The formula for n choose r is: \[\binom{n}{r} = \frac{n!}{r!(n-r)!}\]

We are given that we need to find \(\left(\begin{array}{l}n \\\ 1\end{array}\right)\), so we'll substitute r with 1: \[\binom{n}{1} = \frac{n!}{1!(n-1)!}\]

Now, we'll simplify the expression, knowing that \(0! = 1\) and \(1! = 1\), we get: \[\binom{n}{1} = \frac{n!}{1!(n-1)!} = \frac{n!}{(n-1)!}\]

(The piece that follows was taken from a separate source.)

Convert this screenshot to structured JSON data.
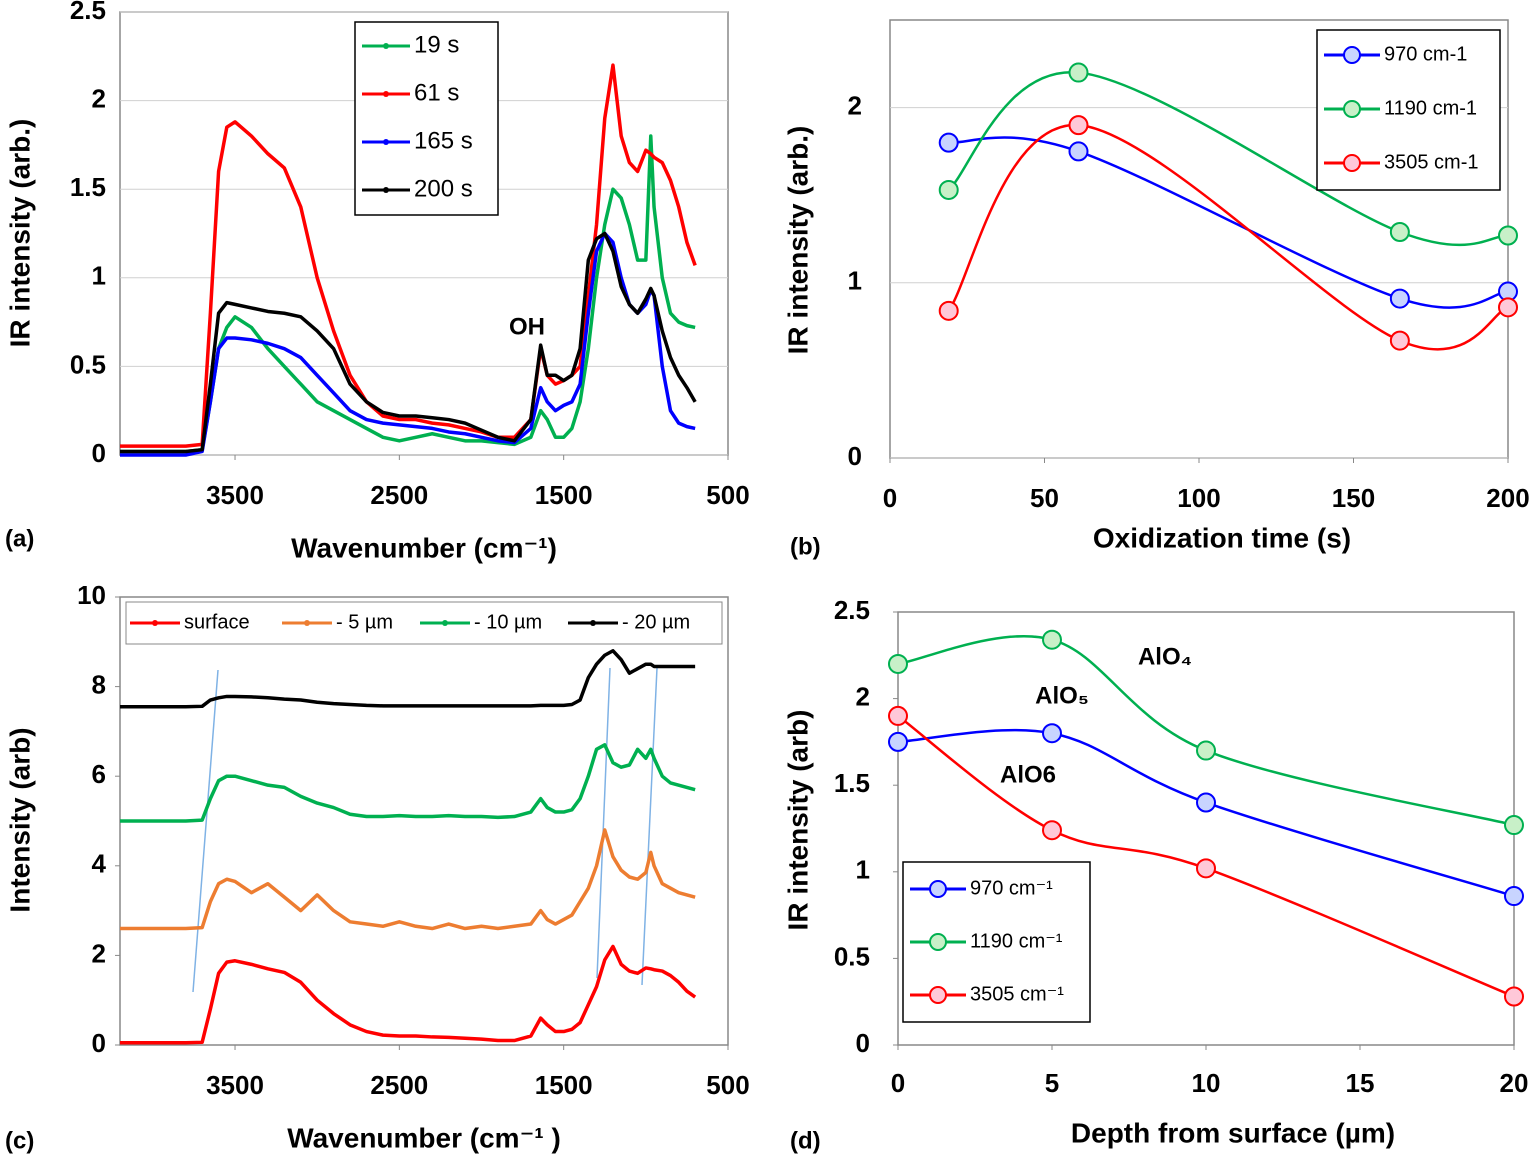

We can write the n! as a product of all positive integers up to n: \(\underbrace{n \cdot \ldots \cdot 3 \cdot 2 \cdot 1}_{n!}\) Likewise, the (n-1)! can be written as the product of all positive integers up to (n-1): \(\underbrace{(n-1) \cdot \ldots \cdot 2 \cdot 1}_{(n-1)!}\) Now the expression becomes: \[\binom{n}{1} = \frac{\underbrace{n \cdot \ldots \cdot 3 \cdot 2 \cdot 1}_{n!}}{\underbrace{(n-1) \cdot \ldots \cdot 2 \cdot 1}_{(n-1)!}}\] We can cancel out the common terms: \[\binom{n}{1} = n\]

Therefore, we have shown that \(\left(\begin{array}{l}n \\\ 1\end{array}\right)=n\) for any positive integer \(n\).